Nature-based solutions as a key offering
Another feature that should distinguish Singapore’s carbon market is offering carbon credits created by Nature-based solutions (NBS). This means the credits traded on CIX will be based on projects that reduce or remove carbon through processes already found in nature. Examples include reforestation, restoring peatland, and – especially important in Southeast Asia – the restoration of mangroves. NbS are estimated to provide mitigation of 37% of carbon needed until 2030 in line with the Paris Agreements, according to a study published in Scientific Journal Proceedings of the National Academy of Sciences. But, despite the potential, currently, only around 3% of global climate financing goes to nature-based solutions. At least demand is rising. Hence, in the first quarter of 2021, Verra, one of the main certification bodies for voluntary carbon markets, reported that NbS represented 68% of its verified carbon units.
Never waste a good crisis
Singapore has long been noted as lagging when it comes to commitments on climate change –even today, there is no commitment to a net-zero future for the city state. Instead, the city has pledged to peak carbon emissions in 2030 and aspires to halve these peak emissions by 2050 “to achieve net-zero emissions as soon as viable in the second half of the century.” But now, climate change has been clearly recognised not just as a problem but an opportunity for Singapore. National Development Minister Demond Lee declared in parliament that COVID-19 “crystallised” the importance of sustainability and the demand for a green economy, which Singapore should see as an opportunity to establish itself as a first mover. Therefore, the plans for a carbon market did not fall out of the blue but are the results of a concerted effort known as Emerging Stronger Together by the government, unions, and businesses to boost economic recovery in a post-pandemic world. Their plans for a global carbon market play to the strengths of Singapore with a heavy focus on tech, the creation of high-skilled jobs, and harnessing synergies from the city-state’s position as a regional hub for commodities.
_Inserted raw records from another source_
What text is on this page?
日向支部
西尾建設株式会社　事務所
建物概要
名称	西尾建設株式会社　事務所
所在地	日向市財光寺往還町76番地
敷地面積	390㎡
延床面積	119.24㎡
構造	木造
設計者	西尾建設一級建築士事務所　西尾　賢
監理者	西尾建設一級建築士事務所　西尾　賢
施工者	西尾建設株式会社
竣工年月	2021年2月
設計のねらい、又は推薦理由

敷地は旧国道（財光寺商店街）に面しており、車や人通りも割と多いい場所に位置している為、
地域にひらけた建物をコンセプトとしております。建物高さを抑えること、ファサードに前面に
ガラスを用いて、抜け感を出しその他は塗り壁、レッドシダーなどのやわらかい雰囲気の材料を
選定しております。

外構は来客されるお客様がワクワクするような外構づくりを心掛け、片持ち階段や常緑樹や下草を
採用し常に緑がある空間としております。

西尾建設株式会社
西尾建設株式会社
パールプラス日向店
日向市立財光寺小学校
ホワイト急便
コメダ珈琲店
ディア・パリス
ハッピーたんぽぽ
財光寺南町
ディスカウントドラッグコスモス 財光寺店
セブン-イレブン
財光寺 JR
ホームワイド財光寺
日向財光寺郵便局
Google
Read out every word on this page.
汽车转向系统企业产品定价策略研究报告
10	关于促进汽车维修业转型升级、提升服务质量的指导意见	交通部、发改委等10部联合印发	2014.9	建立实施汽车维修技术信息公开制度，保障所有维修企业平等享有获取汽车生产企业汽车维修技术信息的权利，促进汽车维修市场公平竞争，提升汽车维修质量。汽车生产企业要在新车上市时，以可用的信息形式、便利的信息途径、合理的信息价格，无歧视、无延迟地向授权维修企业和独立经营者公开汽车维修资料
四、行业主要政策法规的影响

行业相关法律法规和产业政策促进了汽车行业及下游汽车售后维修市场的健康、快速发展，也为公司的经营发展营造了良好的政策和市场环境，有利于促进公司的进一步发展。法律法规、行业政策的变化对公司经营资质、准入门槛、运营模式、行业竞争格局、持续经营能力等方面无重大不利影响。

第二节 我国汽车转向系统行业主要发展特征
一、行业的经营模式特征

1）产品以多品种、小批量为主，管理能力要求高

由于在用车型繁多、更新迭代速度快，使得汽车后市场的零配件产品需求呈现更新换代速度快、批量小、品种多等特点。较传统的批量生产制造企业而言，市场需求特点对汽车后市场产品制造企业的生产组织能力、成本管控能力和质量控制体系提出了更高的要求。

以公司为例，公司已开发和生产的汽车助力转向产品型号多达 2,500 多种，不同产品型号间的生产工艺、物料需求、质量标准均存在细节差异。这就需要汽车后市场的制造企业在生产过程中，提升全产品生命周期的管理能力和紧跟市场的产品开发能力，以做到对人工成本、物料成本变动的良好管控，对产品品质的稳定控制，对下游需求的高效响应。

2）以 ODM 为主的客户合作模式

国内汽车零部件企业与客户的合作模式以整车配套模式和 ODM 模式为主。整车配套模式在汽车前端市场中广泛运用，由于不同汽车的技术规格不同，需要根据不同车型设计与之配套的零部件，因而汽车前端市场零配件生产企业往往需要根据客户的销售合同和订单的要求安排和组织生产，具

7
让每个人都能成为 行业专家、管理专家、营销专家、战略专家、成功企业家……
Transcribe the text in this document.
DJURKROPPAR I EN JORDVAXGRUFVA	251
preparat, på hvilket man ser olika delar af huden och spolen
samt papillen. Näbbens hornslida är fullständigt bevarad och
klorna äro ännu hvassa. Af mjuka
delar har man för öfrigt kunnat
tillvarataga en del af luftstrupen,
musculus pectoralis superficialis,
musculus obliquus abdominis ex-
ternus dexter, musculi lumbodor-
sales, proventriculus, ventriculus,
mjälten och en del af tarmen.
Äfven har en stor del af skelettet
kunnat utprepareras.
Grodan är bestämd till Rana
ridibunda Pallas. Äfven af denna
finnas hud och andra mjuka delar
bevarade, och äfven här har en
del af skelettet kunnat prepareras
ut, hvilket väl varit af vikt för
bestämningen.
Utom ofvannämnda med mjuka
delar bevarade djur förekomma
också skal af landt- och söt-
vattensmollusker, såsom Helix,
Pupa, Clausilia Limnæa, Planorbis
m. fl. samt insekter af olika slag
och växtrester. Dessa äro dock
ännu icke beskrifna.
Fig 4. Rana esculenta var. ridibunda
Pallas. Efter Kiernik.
Singapore’s approach to innovation in the carbon space impresses with precise positioning, the use of public-private partnerships, and building knowledge through the attraction of talent. In doing so, Singapore frames climate change mainly as a market failure. The question arises: does this do justice to the complexity of the issue? It remains to be seen if Singapore’s new carbon market will take off and realise what it promises. Until then, I stay on the lookout for dolphins in the Canal Grande.